Google is using its biggest advantage as a weapon to totally embarrass Apple
October 5, 2017 by admin
Filed under Lingerie Events
Hardware, as they say, is hard. Building something complex like a smartphone is tough enough as it is; selling enough of them to overcome the lousy profit margins and high costs of manufacturing only makes it harder.
Major companies like Google are not immune to these realities. So when Google launched the first Pixel smartphone last year, it was met with a lot of skepticism: It wasn’t clear how, or if, even Google could compete with the likes of Apple or its partner Samsung, which had essentially squeezed the air out of the high-end market.
And in terms of sales, we still don’t know how that’s going. At its big Google Pixel 2 launch event on Wednesday morning, Google didn’t disclose any sales number, saying only that the original Pixel was a critical hit. Recently, we had unreliable indicators that the original Pixel sold only about 1 million units, a mere fraction of the tens of millions of iPhone 7 phones believed to have been sold in just the first quarter.
And yet, if you take nothing else away from Google’s big hardware blitz this week, it should be this: Google is taking its big advantage in artificial intelligence, and turning it into a hardware advantage that should completely embarrass Apple with how far ahead some of this stuff is.
You can see it everywhere — Google Photos, the company’s photo-storage service, is way better than Apple’s iCloud, and it’s built in to every Pixel phone. Google Assistant, the smart voice assistant at the heart of the Pixel and the Google Home smart speakers, is lightyears ahead of Siri.
The best example so far, though, can be found in the Google Pixel Buds, a set of wireless airbuds designed to work with the Google Pixel 2 phone. They’re direct competitors to Apple’s pioneering AirPods.
Best buds
While Google definitely doesn’t win any points for originality, Pixel Buds definitely win on innovation.
Right out of the proverbial box, the Google Pixel Buds will sport a nifty integration with the Google Translate app so you can use it as something like a universal translator: Your speech gets translated into, say, French, and the other person’s French gets translated to English right in your ears. It’s nifty, and in my own brief test, seems to work decently well.
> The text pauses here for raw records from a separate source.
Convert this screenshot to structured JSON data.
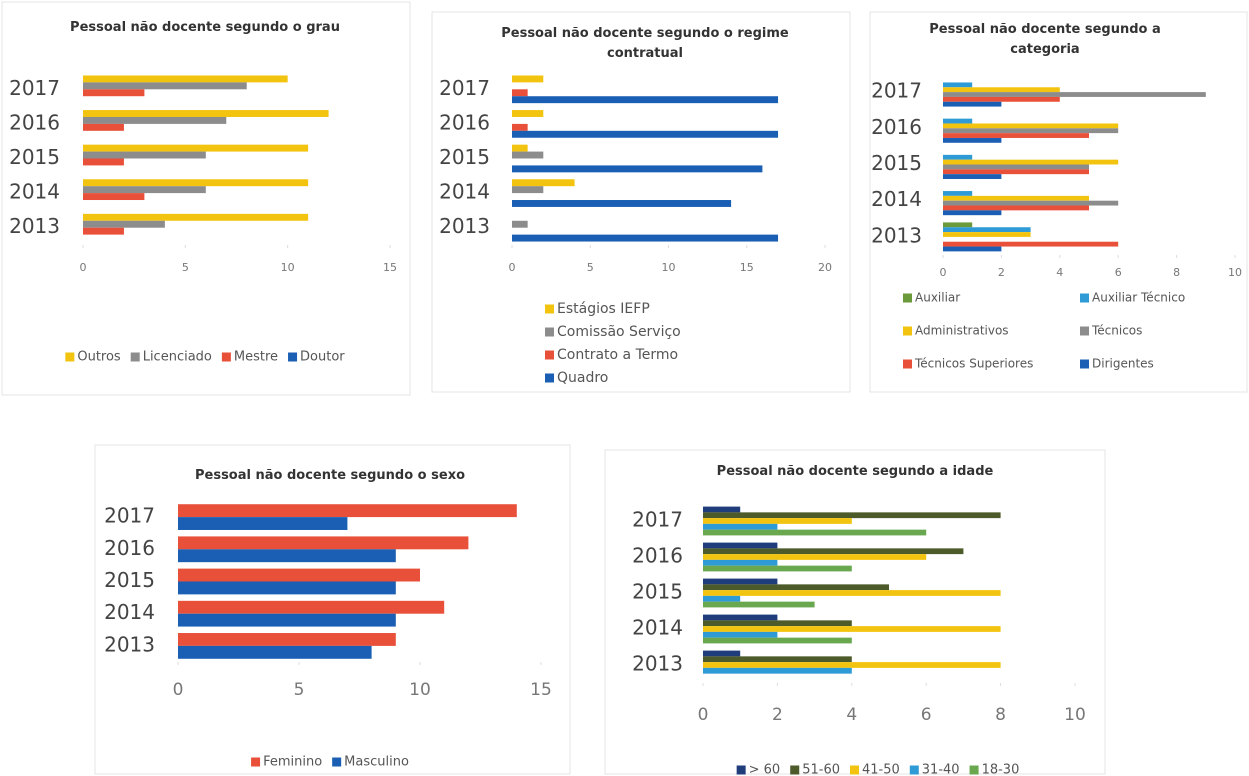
{
  "chart_data": [
    {
      "type": "bar",
      "orientation": "horizontal",
      "title": "Pessoal não docente segundo o grau",
      "categories": [
        "2017",
        "2016",
        "2015",
        "2014",
        "2013"
      ],
      "series": [
        {
          "name": "Outros",
          "color": "#f2c40f",
          "values": [
            10,
            12,
            11,
            11,
            11
          ]
        },
        {
          "name": "Licenciado",
          "color": "#8c8c8c",
          "values": [
            8,
            7,
            6,
            6,
            4
          ]
        },
        {
          "name": "Mestre",
          "color": "#e8503a",
          "values": [
            3,
            2,
            2,
            3,
            2
          ]
        },
        {
          "name": "Doutor",
          "color": "#1a5fb4",
          "values": [
            0,
            0,
            0,
            0,
            0
          ]
        }
      ],
      "xlim": [
        0,
        15
      ],
      "xticks": [
        0,
        5,
        10,
        15
      ]
    },
    {
      "type": "bar",
      "orientation": "horizontal",
      "title": "Pessoal não docente segundo o regime contratual",
      "categories": [
        "2017",
        "2016",
        "2015",
        "2014",
        "2013"
      ],
      "series": [
        {
          "name": "Estágios IEFP",
          "color": "#f2c40f",
          "values": [
            2,
            2,
            1,
            4,
            0
          ]
        },
        {
          "name": "Comissão Serviço",
          "color": "#8c8c8c",
          "values": [
            0,
            0,
            2,
            2,
            1
          ]
        },
        {
          "name": "Contrato a Termo",
          "color": "#e8503a",
          "values": [
            1,
            1,
            0,
            0,
            0
          ]
        },
        {
          "name": "Quadro",
          "color": "#1a5fb4",
          "values": [
            17,
            17,
            16,
            14,
            17
          ]
        }
      ],
      "xlim": [
        0,
        20
      ],
      "xticks": [
        0,
        5,
        10,
        15,
        20
      ]
    },
    {
      "type": "bar",
      "orientation": "horizontal",
      "title": "Pessoal não docente segundo a categoria",
      "categories": [
        "2017",
        "2016",
        "2015",
        "2014",
        "2013"
      ],
      "series": [
        {
          "name": "Auxiliar",
          "color": "#6a9a3a",
          "values": [
            0,
            0,
            0,
            0,
            1
          ]
        },
        {
          "name": "Auxiliar Técnico",
          "color": "#2e9bd6",
          "values": [
            1,
            1,
            1,
            1,
            3
          ]
        },
        {
          "name": "Administrativos",
          "color": "#f2c40f",
          "values": [
            4,
            6,
            6,
            5,
            3
          ]
        },
        {
          "name": "Técnicos",
          "color": "#8c8c8c",
          "values": [
            9,
            6,
            5,
            6,
            0
          ]
        },
        {
          "name": "Técnicos Superiores",
          "color": "#e8503a",
          "values": [
            4,
            5,
            5,
            5,
            6
          ]
        },
        {
          "name": "Dirigentes",
          "color": "#1a5fb4",
          "values": [
            2,
            2,
            2,
            2,
            2
          ]
        }
      ],
      "xlim": [
        0,
        10
      ],
      "xticks": [
        0,
        2,
        4,
        6,
        8,
        10
      ]
    },
    {
      "type": "bar",
      "orientation": "horizontal",
      "title": "Pessoal não docente segundo o sexo",
      "categories": [
        "2017",
        "2016",
        "2015",
        "2014",
        "2013"
      ],
      "series": [
        {
          "name": "Feminino",
          "color": "#e8503a",
          "values": [
            14,
            12,
            10,
            11,
            9
          ]
        },
        {
          "name": "Masculino",
          "color": "#1a5fb4",
          "values": [
            7,
            9,
            9,
            9,
            8
          ]
        }
      ],
      "xlim": [
        0,
        15
      ],
      "xticks": [
        0,
        5,
        10,
        15
      ]
    },
    {
      "type": "bar",
      "orientation": "horizontal",
      "title": "Pessoal não docente segundo a idade",
      "categories": [
        "2017",
        "2016",
        "2015",
        "2014",
        "2013"
      ],
      "series": [
        {
          "name": "> 60",
          "color": "#1f3d7a",
          "values": [
            1,
            2,
            2,
            2,
            1
          ]
        },
        {
          "name": "51-60",
          "color": "#4d5a2a",
          "values": [
            8,
            7,
            5,
            4,
            4
          ]
        },
        {
          "name": "41-50",
          "color": "#f2c40f",
          "values": [
            4,
            6,
            8,
            8,
            8
          ]
        },
        {
          "name": "31-40",
          "color": "#2e9bd6",
          "values": [
            2,
            2,
            1,
            2,
            4
          ]
        },
        {
          "name": "18-30",
          "color": "#6aa84f",
          "values": [
            6,
            4,
            3,
            4,
            0
          ]
        }
      ],
      "xlim": [
        0,
        10
      ],
      "xticks": [
        0,
        2,
        4,
        6,
        8,
        10
      ]
    }
  ]
}
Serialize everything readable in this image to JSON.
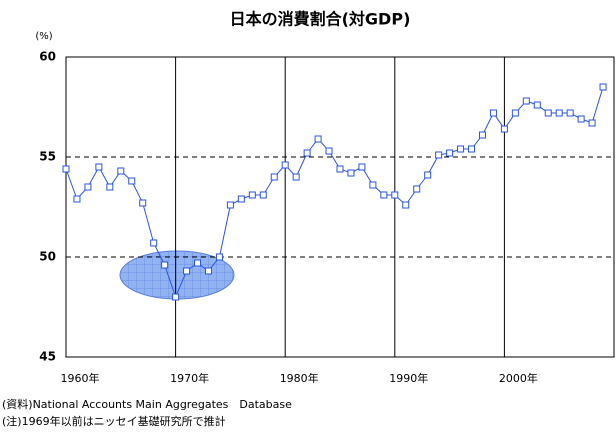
{
  "chart_data": {
    "type": "line",
    "title": "日本の消費割合(対GDP)",
    "y_unit": "(%)",
    "x": [
      1960,
      1961,
      1962,
      1963,
      1964,
      1965,
      1966,
      1967,
      1968,
      1969,
      1970,
      1971,
      1972,
      1973,
      1974,
      1975,
      1976,
      1977,
      1978,
      1979,
      1980,
      1981,
      1982,
      1983,
      1984,
      1985,
      1986,
      1987,
      1988,
      1989,
      1990,
      1991,
      1992,
      1993,
      1994,
      1995,
      1996,
      1997,
      1998,
      1999,
      2000,
      2001,
      2002,
      2003,
      2004,
      2005,
      2006,
      2007,
      2008,
      2009
    ],
    "series": [
      {
        "color": "#2a55e0",
        "values": [
          54.4,
          52.9,
          53.5,
          54.5,
          53.5,
          54.3,
          53.8,
          52.7,
          50.7,
          49.6,
          48.0,
          49.3,
          49.7,
          49.3,
          50.0,
          52.6,
          52.9,
          53.1,
          53.1,
          54.0,
          54.6,
          54.0,
          55.2,
          55.9,
          55.3,
          54.4,
          54.2,
          54.5,
          53.6,
          53.1,
          53.1,
          52.6,
          53.4,
          54.1,
          55.1,
          55.2,
          55.4,
          55.4,
          56.1,
          57.2,
          56.4,
          57.2,
          57.8,
          57.6,
          57.2,
          57.2,
          57.2,
          56.9,
          56.7,
          58.5
        ]
      }
    ],
    "xlim": [
      1960,
      2010
    ],
    "xticks": [
      {
        "value": 1960,
        "label": "1960年"
      },
      {
        "value": 1970,
        "label": "1970年"
      },
      {
        "value": 1980,
        "label": "1980年"
      },
      {
        "value": 1990,
        "label": "1990年"
      },
      {
        "value": 2000,
        "label": "2000年"
      }
    ],
    "ylim": [
      45,
      60
    ],
    "yticks": [
      45,
      50,
      55,
      60
    ],
    "grid": true,
    "notes": [
      "(資料)National Accounts Main Aggregates　Database",
      "(注)1969年以前はニッセイ基礎研究所で推計"
    ]
  }
}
This is something that is here, right now, in a device that’s shipping in October. Meanwhile, Apple has a world of possibilities in front of it for the AirPods, with the power to turn them into “hearable computers,” or at least a killer set of hearing aids. So far, however, this is something Apple has shown little to no interest in, almost a year later.
In other words, Google is putting its considerable edge in artificial intelligence to work by showing all the places where Apple is weak. Beyond the Pixel Buds, Google also showed off features in the Pixel 2 phone like a refreshed Google Lens, which can search your photos for relevant information. If your photo has a picture of the Taj Mahal, it’ll tell you.
So, no, Google’s new Pixel 2 phones won’t win any awards for originality. Compared to new phones like the Samsung Galaxy S8, the iPhone X, or even Android cofounder Andy Rubin’s Essential Phone, the specs and the design of the Pixel 2 are decidedly unexceptional (although it packs a pretty great camera). Who knows what Pixel 2 sales will look like.
And yet, if you view Wednesday’s product announcements as Google showing Apple just how far behind it is in artificial intelligence, well, it all makes perfect sense. Google’s new hardware doesn’t make the iPhone look any worse, by direct comparison, but it sure does make Apple itself look like it’s behind the curve.